Australia’s asylum detention policy challenged in class action lawsuit

A class action negligence lawsuit has been filed in the Victorian Supreme Court on behalf of a six-year old asylum seeker who spent over a year detained at a remote detention centre.

The law firm representing the girl has alleged that the government failed to provide adequate standards for medical and general care to the girl and others detained at the Christmas Island centre. According to the girl’s lawyers, she has suffered both psychological and physical injuries from her time in detention. This includes separation anxiety after her mother was removed from her to be sent to Darwin, shortly after they arrived by boat.

There is increasing attention and criticism of the government’s treatment of asylum seekers in detention in Australia.
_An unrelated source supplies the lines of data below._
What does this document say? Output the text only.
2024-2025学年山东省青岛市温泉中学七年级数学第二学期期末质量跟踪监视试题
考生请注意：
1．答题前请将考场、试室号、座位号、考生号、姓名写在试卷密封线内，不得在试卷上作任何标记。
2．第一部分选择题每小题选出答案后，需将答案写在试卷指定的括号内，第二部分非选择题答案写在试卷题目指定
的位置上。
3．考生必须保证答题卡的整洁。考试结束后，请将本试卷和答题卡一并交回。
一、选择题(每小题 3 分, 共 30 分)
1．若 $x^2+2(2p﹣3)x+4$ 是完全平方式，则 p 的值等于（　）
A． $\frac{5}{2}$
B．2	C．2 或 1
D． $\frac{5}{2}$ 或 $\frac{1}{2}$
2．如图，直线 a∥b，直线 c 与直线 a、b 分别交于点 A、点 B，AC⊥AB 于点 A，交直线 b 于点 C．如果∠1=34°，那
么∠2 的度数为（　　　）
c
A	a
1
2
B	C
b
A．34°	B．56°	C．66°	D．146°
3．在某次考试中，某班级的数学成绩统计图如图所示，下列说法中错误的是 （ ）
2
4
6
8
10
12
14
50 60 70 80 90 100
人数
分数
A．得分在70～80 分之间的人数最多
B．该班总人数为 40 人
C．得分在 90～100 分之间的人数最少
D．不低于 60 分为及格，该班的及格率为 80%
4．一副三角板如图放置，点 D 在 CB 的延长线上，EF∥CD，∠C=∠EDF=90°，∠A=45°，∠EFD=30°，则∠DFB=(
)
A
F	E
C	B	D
The Australian Human Rights Commission concluded a National Inquiry into Children in Detention, after receiving witness testimonies which highlighted the lack of medical and psychiatric care. The Refugee Council of Australia told news outlet Al Jazeera that information coming out of the inquiry built on a growing body of evidence establishing the harm of long-term detention and impressed that the removal of children from these centres is a matter of urgency. There is an available alternative know as community detention, which would mean children would avoid the remote centres. However a recent policy change means that children arriving after July 2014 have been sent to detention centres, partially as a deterrent measure.

The lawsuit is open to any asylum seeker who suffered injury over the past three years at the Christmas Island detention centre by the authorities’ failure to provide adequate care. They seek compensation and a court order directing the government to provide adequate care to asylum detainees by relocating them to community detention.